Design: Richard Hollis. Publisher: Pluto Press, 1978. (Not in exhibition.) 

My view of Hollis is still shaped by these early sightings, formative moments before I became more committed to design. Around the same time I bought a copy of André Breton and the First Principles of Surrealism (1978), designed in its entirety by Hollis, and published by the radical imprint Pluto Press (the cover is similar to the companion volume shown above). He doesn’t like to think he has a style — to possess one would be to impose what he once called “the designer’s hieratic” on the client — but the book is immediately identifiable as his; it has big paragraph indents, naturally. The Kinross view of Hollis, which is close to Hollis’s down-to-earth view of himself, puts emphasis on practicality and utility, with much discussion of folding paper to produce a logically resolved piece that is both a poster and a leaflet of self-contained pages. I can also see what Hollis absorbed from modernist influences, particularly from the Swiss. I’m not against any of this, though it can become a bit pious, but I’m more attracted to his work for the precise aesthetic details of typography and layout, and what these subtle decisions and preferences signify (or in their moment signified) when measured against the conservative norms of British typography and graphic design from the late 1960s to the early 1980s.

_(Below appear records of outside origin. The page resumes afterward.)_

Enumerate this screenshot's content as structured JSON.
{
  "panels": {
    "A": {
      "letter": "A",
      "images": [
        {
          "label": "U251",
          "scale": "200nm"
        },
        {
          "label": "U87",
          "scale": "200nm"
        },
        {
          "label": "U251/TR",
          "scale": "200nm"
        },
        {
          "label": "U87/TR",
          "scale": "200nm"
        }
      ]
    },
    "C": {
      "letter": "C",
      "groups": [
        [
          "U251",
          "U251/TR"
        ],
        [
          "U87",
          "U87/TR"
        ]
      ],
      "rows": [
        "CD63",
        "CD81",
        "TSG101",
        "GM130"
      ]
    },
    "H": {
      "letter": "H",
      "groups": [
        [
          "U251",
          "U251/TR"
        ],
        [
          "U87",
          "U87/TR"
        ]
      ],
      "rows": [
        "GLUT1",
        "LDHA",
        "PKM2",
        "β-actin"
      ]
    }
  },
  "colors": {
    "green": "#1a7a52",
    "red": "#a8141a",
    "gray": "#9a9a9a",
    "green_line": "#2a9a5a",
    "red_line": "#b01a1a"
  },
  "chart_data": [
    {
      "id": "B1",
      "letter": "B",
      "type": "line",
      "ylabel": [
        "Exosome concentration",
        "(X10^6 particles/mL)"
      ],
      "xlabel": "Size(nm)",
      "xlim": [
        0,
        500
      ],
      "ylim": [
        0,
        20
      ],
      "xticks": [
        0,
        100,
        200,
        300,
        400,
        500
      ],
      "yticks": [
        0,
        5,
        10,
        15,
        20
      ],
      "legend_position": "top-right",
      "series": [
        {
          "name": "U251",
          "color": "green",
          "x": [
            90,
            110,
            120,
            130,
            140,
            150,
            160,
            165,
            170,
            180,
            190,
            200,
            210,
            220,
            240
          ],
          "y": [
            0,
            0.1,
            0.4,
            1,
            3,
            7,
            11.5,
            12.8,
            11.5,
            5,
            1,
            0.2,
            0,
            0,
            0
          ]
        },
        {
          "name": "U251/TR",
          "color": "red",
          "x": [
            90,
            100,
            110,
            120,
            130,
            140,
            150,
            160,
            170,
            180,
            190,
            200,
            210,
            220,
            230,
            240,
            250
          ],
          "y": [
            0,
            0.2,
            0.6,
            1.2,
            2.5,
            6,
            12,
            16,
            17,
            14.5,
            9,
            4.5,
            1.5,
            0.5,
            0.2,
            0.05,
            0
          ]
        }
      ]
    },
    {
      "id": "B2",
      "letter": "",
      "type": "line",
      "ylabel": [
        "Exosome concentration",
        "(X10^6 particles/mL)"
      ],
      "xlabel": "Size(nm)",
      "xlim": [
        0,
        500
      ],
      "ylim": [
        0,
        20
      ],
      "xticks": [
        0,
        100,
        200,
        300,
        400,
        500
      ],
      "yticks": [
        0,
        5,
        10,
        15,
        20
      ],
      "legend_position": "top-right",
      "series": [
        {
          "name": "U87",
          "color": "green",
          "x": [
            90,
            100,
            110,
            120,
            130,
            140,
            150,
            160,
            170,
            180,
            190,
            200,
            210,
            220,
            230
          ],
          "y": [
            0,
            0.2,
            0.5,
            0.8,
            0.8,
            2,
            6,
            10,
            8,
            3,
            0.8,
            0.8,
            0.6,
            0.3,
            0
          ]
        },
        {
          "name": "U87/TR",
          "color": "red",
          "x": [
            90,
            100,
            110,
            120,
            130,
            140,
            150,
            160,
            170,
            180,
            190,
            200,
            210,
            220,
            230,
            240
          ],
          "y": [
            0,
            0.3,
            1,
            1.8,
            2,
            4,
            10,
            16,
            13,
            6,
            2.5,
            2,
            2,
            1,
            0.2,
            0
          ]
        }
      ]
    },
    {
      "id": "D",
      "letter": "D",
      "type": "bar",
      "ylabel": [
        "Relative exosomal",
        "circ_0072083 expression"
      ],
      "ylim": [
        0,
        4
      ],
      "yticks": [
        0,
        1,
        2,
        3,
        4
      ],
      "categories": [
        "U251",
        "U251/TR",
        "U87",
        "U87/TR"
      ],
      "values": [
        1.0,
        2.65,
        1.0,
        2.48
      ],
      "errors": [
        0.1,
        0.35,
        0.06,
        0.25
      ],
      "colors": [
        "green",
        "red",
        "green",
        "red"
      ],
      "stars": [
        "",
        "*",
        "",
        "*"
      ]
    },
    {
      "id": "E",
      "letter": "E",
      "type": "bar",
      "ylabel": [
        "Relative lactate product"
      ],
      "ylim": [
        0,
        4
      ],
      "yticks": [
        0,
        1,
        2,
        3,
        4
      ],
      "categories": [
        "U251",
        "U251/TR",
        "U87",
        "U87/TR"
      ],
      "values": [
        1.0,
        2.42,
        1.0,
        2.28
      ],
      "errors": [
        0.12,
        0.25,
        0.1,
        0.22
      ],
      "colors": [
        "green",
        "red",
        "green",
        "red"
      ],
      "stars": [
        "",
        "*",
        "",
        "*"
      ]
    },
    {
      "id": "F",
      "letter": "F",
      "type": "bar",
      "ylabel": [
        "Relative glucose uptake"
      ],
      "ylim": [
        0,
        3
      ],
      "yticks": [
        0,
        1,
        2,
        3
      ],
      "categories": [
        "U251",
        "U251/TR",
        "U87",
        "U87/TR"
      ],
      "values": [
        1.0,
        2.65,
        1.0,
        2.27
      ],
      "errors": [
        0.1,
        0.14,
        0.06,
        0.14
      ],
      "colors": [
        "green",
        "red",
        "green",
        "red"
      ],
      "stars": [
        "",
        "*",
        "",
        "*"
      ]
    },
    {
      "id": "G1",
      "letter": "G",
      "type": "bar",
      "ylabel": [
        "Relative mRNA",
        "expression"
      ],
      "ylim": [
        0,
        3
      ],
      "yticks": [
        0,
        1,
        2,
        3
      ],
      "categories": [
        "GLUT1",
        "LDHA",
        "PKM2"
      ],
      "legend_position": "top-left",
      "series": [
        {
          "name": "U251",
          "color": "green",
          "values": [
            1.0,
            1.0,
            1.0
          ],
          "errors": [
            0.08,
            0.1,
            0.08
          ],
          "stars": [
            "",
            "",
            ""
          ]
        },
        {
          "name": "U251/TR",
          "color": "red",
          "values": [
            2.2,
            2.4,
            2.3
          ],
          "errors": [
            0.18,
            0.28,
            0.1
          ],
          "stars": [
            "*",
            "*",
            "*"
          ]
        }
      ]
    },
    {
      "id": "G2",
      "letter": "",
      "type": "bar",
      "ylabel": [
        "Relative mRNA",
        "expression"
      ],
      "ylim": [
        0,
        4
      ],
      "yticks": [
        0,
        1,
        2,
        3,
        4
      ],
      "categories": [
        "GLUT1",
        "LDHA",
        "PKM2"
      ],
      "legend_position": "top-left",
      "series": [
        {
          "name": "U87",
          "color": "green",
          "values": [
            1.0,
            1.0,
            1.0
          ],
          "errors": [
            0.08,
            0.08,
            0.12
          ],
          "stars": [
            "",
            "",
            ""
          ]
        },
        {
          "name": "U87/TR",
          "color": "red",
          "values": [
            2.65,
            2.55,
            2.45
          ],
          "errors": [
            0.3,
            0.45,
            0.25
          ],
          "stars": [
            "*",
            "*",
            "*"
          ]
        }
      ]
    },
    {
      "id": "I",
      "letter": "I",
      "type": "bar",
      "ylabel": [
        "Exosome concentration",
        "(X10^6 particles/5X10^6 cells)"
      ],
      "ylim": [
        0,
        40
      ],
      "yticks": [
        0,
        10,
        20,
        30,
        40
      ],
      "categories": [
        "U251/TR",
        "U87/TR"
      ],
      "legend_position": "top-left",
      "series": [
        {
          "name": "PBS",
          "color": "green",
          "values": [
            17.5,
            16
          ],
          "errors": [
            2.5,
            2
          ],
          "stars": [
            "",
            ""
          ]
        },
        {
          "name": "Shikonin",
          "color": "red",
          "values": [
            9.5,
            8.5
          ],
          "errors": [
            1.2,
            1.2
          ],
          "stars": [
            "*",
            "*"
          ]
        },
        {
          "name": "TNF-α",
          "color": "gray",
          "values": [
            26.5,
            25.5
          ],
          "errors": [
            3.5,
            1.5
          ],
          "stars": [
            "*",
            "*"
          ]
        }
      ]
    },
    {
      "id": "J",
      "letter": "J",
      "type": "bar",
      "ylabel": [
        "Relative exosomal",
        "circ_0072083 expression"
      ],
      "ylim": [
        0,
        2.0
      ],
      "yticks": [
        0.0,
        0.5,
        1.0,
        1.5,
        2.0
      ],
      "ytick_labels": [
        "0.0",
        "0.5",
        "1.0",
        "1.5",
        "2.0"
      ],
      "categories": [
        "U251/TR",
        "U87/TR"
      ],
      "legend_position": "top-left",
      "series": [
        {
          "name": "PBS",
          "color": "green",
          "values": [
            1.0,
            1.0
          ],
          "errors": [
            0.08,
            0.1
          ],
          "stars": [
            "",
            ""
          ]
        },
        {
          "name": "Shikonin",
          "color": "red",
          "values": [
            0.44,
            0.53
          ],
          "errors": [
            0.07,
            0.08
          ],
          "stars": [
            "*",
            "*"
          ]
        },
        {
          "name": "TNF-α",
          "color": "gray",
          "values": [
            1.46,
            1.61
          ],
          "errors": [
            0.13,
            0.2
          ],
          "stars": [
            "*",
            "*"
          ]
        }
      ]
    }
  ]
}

Design: Richard Hollis. Poster for Whitechapel Art Gallery, 1973 

I encountered Hollis’s work at a time when a new wave in British graphic design was emerging. In the early 1980s, I was just as interested in Neville Brody and other designers coming from the music scene as I was in Hollis’s challenging designs for books about art and culture. The nuances of the stylistic signal were everything back then, intoxicatingly vital markers of identity and affiliation, and Hollis’s signals offered depth, intelligence, difference, refinement and pleasure. I once tried to talk to him about this aspect of graphic design, but these weren’t his generation’s conscious concerns, and that’s fair enough. From any perspective, he is one of the finest British graphic designers of the past 50 years and his extensive body of work is closely bound to progressive cultural projects and institutions of lasting significance. No wonder Hollis has become a model figure for younger designers who aspire to work in the same way. Occasional Papers (co-founded by Sara De Bondt, who did the exhibition graphics) will publish a collection of his writings about graphic design later this month, and Christopher Wilson is working on a monograph about him for Kinross’s Hyphen Press.